Update from the Wednesday Keynote

Today's keynote by Bill Dally was, in many ways, distinctly different from yesterdays in that it got down and dirty with technical specifics from the very first slide and stayed that way throughout the end. I'm not sure if everyone in the audience liked it, but I for one, had a great time.

Bill Dally's argument basically came down to the following - current general purpose processor architects are in a state of denial - denial about the fact that (1) in the absence of frequency scaling, performance can only be extracted by explicitly parallel architectures; and (2) power efficiency can only be obtained by locality-aware distributed on-chip memories, as opposed to flat cache hierarchies.

Both arguments were well motivated. From a parallelism perspective, Prof. Dally had a nice plot that showed that improvements in processor throughput have traditionally been driven by three factors - improvement in gate delay, improvement in clock frequency by deeper pipelining and architectural innovations that make use of the additional transistors available in every technology generation. Till 2001, this led to a 52% performance improvement every generation.

Here's the problem though - increasing clock frequency is no longer possible and extracting parallelism using single core superscalar out-of-order processors is running out of steam. In effect, all we're left with is the improvement in gate delay from technology scaling, which gives us only 20% improvement in performance every technology generation!! Explicit parallelism is the only way to get us back on the 52% performance gain per generation.
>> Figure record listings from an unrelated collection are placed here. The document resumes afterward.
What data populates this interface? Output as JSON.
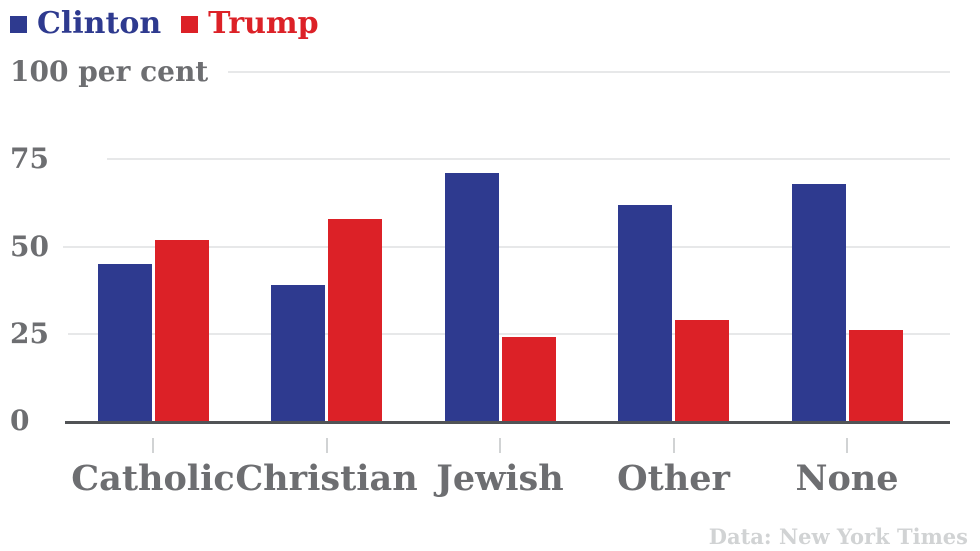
{
  "chart_data": {
    "type": "bar",
    "categories": [
      "Catholic",
      "Christian",
      "Jewish",
      "Other",
      "None"
    ],
    "series": [
      {
        "name": "Clinton",
        "color": "#2e3a8f",
        "values": [
          45,
          39,
          71,
          62,
          68
        ]
      },
      {
        "name": "Trump",
        "color": "#dc2127",
        "values": [
          52,
          58,
          24,
          29,
          26
        ]
      }
    ],
    "xlabel": "",
    "ylabel": "per cent",
    "ylim": [
      0,
      100
    ],
    "yticks": [
      0,
      25,
      50,
      75,
      100
    ],
    "ytick_labels": [
      "0",
      "25",
      "50",
      "75",
      "100 per cent"
    ],
    "grid": true,
    "legend_position": "top-left",
    "source_note": "Data: New York Times"
  },
  "colors": {
    "clinton_blue": "#2e3a8f",
    "trump_red": "#dc2127",
    "axis": "#515356",
    "gridline": "#e7e8e9",
    "x_tick": "#d1d3d4",
    "label_grey": "#6d6e71",
    "source_grey": "#d1d3d4",
    "background": "#ffffff"
  }
}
From a power efficiency stand-point, moving data even 1 mm across a chip apparently requires many times more energy than the floating point operation that produced the data. Spatial locality is therefore the key to energy efficiency, making it imperative to store data close to where it is produced. This provides the motivation for distributed caches across a chip, as opposed to a single big one.

All of this points the way to the kind of massively parallel GPU systems that NVIDIA produces as the platform of choice for the future - I would have been surprised if the VP of NVIDIA came up with any other conclusion (not that I disagree entirely with the conclusion)! Now I have a few quibbles with the argument that Prof. Dally presented, chiefly that he really only compared large unicore systems (from way back when) with massively parallel GPUs, but not really with the 4 or 8 core systems that Intel or AMD sell. Also, exposing parallelism to the programmer as opposed to having the h/w extract it brings to the front questions about how it will effect programmer efficiency and the time required to debug and verify parallel programs. I'm not a s/w guy, but I imagine parallel are significantly more complicated to debug/verify than single threaded ones.

What was really nice is that talk focused also on the synergestic relationship between EDA and the types of massively parallel platforms that were described, i.e., how is EDA benefited by such architectures and what can EDA tools/vendors do toaid the design of such systems.

A number of companies exhibiting at DAC have already embraced the former by offering EDA tools that have been architected for parallel execution. With regards to what EDA tools can do for NVIDIA GPUs, Prof. Dally pointed towards the need for tools that provide accurate power estimates at early stages in the design process and in general, the need for more sophisticated low power design methodologies.

All in all, it was an hour well spent!

1 comment:

  1. I think Siddarth has done a great job of summarizing Bill's talk.

    However, a major point that Bill was trying to make, from a programmer’s perspective, may not have been emphasized enough.

    I think Bill was also emphasizing that the old machine abstraction presented to the programmer, that of a flat memory and a single execution thread, has to change. Bill argued that maintenance of the abstraction has become too power inefficient. He points to, for example, the relatively large amount of power consumed by a chip’s wires, in moving data intra-chip, compared with the power consumed by the destination points for such wires (e.g., an ALU). Bill also points out that the cache mechanism, a major way to support the illusion of flat memory, is highly power inefficient.

    Bill’s conclusion seems to be that programmer’s must embrace a new machine abstraction that has hierarchical memory (because that is what allows memory to be local to where it is used) and many threads. Bill feels that CUDA provides this kind of model in a programmer-friendly way.